Rara dan Aida satu kelas bahkan sebangku sejak kelas sepuluh. Kedekatan mereka membuat Rara terbuka dan suka curhat dengan Aida, begitupun sebaliknya. Dan hanya Aida lah yang mengetahui perasaan Rara terhadap Raka, bagaimana antusiasnya Rara jika tau tentang info terbaru Raka, reaksi Rara saat tanpa sengaja berpapasan dengan Raka, bahkan kegilaan Rara saat Raka tersenyum padanya.

Aida tau semua aib Rara. Namun akhir-akhir ini ia seperti melihat Rara yang lain.

"Raka tiba-tiba menghilang tanpa ada info kalau mau pindah sekolah. Jadi semua guru bingung, gak ada satupun yang tau dimana Raka sekarang." jelas Aida.

Rara tercengoh. Beribu pertanyaan semakin nafsu melanda pikirannya.

"Loh, kamu gak tau? Raka kan sudah men..."

"Hah? Cowok nggak bisa men kali, Ra. Makin aneh nih anak!!!" gerutu Aida seraya mengelus kedua tangannya yang mulai merinding melihat sikap aneh Rara.

"Ish, maksudku tuh men... Men... Ya itulah!!!"

"Men apa?
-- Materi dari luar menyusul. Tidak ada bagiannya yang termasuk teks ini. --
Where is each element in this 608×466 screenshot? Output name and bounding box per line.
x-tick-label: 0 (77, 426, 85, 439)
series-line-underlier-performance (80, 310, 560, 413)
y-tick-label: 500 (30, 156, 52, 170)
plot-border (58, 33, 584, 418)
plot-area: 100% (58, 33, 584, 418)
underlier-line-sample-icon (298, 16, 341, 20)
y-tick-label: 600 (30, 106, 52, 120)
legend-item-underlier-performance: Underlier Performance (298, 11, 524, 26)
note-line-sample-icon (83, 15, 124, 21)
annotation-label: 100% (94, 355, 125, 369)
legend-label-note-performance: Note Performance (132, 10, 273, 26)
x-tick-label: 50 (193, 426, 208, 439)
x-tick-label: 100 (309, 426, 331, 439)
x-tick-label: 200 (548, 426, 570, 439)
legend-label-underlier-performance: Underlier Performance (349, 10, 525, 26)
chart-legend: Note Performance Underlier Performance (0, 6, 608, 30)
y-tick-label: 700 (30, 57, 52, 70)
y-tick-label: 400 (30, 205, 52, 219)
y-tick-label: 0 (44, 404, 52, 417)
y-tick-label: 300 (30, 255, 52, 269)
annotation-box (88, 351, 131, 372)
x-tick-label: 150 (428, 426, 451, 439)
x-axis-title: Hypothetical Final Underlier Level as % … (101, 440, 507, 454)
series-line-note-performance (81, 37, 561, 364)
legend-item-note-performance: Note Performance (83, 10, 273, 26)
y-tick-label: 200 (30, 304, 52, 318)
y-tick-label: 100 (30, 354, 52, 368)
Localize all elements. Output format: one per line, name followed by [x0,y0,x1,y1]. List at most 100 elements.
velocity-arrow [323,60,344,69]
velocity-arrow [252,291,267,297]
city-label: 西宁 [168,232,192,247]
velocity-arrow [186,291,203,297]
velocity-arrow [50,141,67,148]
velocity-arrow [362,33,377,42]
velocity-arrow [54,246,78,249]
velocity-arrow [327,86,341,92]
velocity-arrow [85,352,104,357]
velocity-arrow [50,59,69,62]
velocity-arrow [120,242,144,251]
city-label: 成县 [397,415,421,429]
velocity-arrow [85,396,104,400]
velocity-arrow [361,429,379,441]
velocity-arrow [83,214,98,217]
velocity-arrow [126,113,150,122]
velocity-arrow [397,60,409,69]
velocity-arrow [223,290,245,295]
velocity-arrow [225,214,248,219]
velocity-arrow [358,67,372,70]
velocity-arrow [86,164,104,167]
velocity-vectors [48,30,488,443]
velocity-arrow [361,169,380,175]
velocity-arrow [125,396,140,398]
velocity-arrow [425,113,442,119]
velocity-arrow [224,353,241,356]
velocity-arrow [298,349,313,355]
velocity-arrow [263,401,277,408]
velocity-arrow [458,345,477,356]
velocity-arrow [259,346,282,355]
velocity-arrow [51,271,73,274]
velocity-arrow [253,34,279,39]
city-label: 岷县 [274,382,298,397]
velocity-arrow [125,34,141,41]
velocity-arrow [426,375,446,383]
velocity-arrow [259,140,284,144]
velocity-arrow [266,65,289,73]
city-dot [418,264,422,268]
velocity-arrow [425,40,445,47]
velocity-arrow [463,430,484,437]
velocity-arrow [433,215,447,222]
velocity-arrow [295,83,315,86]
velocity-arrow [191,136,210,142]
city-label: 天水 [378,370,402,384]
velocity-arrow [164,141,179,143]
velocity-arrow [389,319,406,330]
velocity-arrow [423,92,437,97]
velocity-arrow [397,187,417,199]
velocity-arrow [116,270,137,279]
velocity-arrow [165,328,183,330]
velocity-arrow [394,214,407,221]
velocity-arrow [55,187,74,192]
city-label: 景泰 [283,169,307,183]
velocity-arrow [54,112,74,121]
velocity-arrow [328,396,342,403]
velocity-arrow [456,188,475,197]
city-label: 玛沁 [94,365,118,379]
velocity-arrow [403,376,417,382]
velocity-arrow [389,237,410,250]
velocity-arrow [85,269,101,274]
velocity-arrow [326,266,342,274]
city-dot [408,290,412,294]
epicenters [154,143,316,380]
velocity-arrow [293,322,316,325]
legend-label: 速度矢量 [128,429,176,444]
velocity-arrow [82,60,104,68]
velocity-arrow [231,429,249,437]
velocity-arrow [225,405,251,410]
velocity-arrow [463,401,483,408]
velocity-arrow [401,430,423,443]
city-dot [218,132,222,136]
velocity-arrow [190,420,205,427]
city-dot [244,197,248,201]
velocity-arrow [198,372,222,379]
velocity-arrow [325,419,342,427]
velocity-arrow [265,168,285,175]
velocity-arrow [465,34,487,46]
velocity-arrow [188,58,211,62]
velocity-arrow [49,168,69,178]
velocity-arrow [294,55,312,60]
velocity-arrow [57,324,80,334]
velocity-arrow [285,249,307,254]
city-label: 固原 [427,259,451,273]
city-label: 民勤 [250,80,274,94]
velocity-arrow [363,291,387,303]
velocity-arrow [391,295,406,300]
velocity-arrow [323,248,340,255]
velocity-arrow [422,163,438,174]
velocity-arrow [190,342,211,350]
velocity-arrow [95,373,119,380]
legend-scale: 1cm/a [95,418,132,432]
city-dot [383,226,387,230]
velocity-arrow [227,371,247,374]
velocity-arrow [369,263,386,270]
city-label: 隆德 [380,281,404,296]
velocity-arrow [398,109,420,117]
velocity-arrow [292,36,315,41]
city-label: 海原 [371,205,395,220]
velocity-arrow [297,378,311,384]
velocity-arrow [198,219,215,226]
Kalau ngomong jangan nanggung, nanti jodohnya kumisnya nanggung juga loh, mau?"

"Men..."

"Men-nikah?"

Rara menggeleng.

"Men-nipu?"

Rara menggeleng lagi.

"Men-nangkap buaya? E, Raka kan buaya!!!"

Kali ini Rara menoyor kepala Aida tak terima Raka dibilangi buaya.

"TERUS APA?"

Rara menghela napas, ia kembali lesuh, "Kamu itu kurang update atau emang gak tau info?"

"Justru semua murid SMA Seven sekarang ini lagi gempar gara-gara Raka yang hilang tiba-tiba, kamu yang gak tau info!!!"

Rara berkedip, ia semakin bingung dengan pernyataan Aida. Rara menoleh ke belakang, namun hanya ada bangku kosong berhias ransel hitam di atasnya. Rara hendak keluar mencari Willy, namun Aida menahannya.

"Men apa? Aku masih penasaran."

"Men... Merantau maksudnya." Aida tercengoh. Rara semakin aneh dimatanya, "Merantau ke tempat yang jauh."

Aida tertawa, "Seperti meninggal saja ke tempat yang jauh."

Rara kaku. Seketika semangatnya luntur. Sepertinya semua murid SMA Seven termasuk teman dekatnya tak tau jika Raka sudah meninggal. Pantas saja tak ada yang berduka saat itu. Tak ada OSIS yang meminta sumbangan. Bahkan para penggemar Raka selain Rara pun tak ada menampakkan kesedihannya.

Tapi kenapa bisa? Bukankah sehabis membunuh Raka Willy langsung mengikutinya? Meninggalkan jasad Raka di sekolah.

Rara mempercepat langkahnya menghampiri Willy yang berada di kantin. Dilihatnya cowok campuran Indonesia-Korea itu tengah melahap bakso bersama teman sekelas.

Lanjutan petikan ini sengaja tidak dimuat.